You can see this indicator represented on the chart by different dots. The trend is ascending when it is above the dots, and it is descending when it is below the dots.
Pivot Points indicator
Henry Chase created the Pivot Points indicator. It is used to calculate specific price levels according to how the price changed during the preceding trading periods.
On a chart, a grid of different price levels is used to calculate the indicator, respectively the support levels S1, S2, and S3, the main Pivot level, and resistance levels R1, R2, and R3.
Bill Williams is the one behind the Alligator indicator. This indicator is based on three different SMAs. Every single SMA represents the teeth, lips, and jaw of an alligator, which is why the indicator has this name.

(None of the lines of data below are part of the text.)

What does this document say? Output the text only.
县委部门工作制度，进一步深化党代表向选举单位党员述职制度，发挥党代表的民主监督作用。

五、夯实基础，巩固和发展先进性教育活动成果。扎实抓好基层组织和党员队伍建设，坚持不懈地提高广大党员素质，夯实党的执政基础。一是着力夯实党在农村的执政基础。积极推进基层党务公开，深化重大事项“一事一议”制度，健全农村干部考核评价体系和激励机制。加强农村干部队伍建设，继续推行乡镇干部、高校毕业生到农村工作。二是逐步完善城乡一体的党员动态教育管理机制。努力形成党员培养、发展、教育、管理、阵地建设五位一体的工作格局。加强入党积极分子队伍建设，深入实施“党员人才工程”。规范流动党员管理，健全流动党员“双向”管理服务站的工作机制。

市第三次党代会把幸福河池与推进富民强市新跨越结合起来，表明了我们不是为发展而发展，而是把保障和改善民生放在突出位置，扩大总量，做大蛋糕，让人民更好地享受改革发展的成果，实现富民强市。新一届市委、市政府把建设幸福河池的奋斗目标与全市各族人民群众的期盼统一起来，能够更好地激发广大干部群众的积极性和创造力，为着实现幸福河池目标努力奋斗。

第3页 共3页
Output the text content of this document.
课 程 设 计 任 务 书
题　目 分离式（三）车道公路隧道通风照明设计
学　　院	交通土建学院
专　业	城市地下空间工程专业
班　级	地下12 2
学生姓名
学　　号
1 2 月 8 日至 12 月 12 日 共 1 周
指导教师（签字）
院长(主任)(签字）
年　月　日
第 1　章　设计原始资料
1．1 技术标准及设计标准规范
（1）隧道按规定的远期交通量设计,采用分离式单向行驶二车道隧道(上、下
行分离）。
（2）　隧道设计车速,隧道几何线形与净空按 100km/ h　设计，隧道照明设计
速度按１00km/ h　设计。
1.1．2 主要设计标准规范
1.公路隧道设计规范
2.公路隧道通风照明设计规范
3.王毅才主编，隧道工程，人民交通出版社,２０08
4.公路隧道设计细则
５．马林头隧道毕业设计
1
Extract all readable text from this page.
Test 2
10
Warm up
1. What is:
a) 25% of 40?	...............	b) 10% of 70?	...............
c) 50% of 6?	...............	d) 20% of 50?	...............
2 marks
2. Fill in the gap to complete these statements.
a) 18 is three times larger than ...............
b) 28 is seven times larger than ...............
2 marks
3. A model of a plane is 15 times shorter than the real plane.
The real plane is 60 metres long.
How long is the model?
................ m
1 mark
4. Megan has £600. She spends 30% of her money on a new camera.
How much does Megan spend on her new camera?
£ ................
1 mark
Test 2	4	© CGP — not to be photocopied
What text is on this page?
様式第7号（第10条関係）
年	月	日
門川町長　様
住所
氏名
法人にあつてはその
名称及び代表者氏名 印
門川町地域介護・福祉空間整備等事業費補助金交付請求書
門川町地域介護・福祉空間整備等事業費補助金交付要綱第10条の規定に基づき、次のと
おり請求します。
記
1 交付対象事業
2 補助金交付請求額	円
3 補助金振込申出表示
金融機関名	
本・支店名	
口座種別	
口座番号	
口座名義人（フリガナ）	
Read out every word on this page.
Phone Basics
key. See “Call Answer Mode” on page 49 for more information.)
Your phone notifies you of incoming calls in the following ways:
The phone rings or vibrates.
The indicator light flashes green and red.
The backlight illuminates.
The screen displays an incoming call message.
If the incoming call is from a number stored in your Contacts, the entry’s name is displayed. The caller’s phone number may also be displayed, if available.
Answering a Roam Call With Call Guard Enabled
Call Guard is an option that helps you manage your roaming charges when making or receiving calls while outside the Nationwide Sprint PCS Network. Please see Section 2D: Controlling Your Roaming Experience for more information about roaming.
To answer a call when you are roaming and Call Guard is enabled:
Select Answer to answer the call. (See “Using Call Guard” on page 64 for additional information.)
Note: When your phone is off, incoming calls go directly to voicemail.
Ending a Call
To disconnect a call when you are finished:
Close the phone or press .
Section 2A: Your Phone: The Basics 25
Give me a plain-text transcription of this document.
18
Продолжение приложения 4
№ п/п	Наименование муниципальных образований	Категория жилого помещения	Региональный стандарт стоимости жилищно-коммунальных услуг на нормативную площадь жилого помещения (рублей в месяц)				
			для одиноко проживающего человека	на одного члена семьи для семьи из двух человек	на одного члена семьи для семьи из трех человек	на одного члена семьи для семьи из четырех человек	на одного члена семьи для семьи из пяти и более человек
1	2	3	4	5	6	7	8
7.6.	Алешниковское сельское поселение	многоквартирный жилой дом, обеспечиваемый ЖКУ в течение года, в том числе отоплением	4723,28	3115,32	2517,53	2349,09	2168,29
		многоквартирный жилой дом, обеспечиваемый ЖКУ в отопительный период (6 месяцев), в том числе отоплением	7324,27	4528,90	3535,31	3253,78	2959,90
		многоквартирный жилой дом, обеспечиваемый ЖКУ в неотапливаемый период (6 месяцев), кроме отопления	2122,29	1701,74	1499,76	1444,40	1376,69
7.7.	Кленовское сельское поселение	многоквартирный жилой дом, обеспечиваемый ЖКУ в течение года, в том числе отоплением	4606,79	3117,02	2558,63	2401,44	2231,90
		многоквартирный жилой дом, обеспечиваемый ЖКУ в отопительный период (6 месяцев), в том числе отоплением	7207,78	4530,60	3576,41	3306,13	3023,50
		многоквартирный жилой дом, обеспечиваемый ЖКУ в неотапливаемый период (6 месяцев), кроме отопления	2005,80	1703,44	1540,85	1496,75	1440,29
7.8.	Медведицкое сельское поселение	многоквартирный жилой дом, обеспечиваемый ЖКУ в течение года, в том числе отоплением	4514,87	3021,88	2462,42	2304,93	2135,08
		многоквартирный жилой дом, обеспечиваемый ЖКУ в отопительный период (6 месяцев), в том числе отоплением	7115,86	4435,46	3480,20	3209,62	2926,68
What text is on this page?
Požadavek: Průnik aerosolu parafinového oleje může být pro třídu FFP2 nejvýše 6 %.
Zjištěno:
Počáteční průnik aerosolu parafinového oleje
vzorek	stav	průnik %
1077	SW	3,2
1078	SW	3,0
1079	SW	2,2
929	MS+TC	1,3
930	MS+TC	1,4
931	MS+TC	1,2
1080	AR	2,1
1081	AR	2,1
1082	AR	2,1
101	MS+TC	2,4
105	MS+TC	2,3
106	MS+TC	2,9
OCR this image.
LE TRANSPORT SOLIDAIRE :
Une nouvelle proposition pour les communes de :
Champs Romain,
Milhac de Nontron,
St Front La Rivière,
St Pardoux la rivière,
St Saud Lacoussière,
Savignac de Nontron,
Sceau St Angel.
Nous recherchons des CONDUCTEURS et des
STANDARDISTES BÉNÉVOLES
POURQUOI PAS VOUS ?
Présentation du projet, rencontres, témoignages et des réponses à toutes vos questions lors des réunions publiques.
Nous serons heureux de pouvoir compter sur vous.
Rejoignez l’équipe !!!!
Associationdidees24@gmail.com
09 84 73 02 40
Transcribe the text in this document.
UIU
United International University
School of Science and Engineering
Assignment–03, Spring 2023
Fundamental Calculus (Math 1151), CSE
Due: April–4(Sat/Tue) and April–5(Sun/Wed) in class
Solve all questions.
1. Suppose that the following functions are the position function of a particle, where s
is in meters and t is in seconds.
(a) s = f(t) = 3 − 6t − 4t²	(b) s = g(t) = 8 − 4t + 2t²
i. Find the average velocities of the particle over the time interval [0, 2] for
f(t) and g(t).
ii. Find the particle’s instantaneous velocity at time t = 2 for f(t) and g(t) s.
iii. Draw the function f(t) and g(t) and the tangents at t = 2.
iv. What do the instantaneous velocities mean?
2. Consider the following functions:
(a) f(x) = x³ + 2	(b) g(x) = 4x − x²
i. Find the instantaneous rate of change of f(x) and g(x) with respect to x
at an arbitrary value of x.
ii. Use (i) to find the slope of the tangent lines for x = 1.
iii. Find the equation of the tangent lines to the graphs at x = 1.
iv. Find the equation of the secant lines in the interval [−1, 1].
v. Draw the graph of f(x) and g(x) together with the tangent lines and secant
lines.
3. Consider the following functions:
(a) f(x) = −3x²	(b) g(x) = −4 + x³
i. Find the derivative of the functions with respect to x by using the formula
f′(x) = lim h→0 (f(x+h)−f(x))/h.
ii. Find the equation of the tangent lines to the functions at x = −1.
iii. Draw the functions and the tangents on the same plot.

This indicator sits right on the price chart, and it is represented by three lines in different colors. When a price consolidates in a small range, you will notice the alligator beginning to open its mouth, with the three lines moving based on the trend.
Flat trading implies that there is no definite trend. It is generally accepted that it is easier to trade in a trend, but flat trading occurs within certain boundaries that serve as support and resistance. For novice investors, such trading is easier because they can determine clear levels from which the price will rebound.
The indicators themselves help to determine correction periods when price volume is low, and neither buyers nor sellers can take control over the market.
But despite the various advantages of indicators, you should not rely on them entirely when making decisions regarding your assets. Data can have errors, so it is important to be able to correctly analyze and interpret it. When analyzing the market, you should use at least two indicators or, for example, an indicator and a pattern. Indicators need to be calculated in different ways (different data should be measured) so that their signals do not coincide.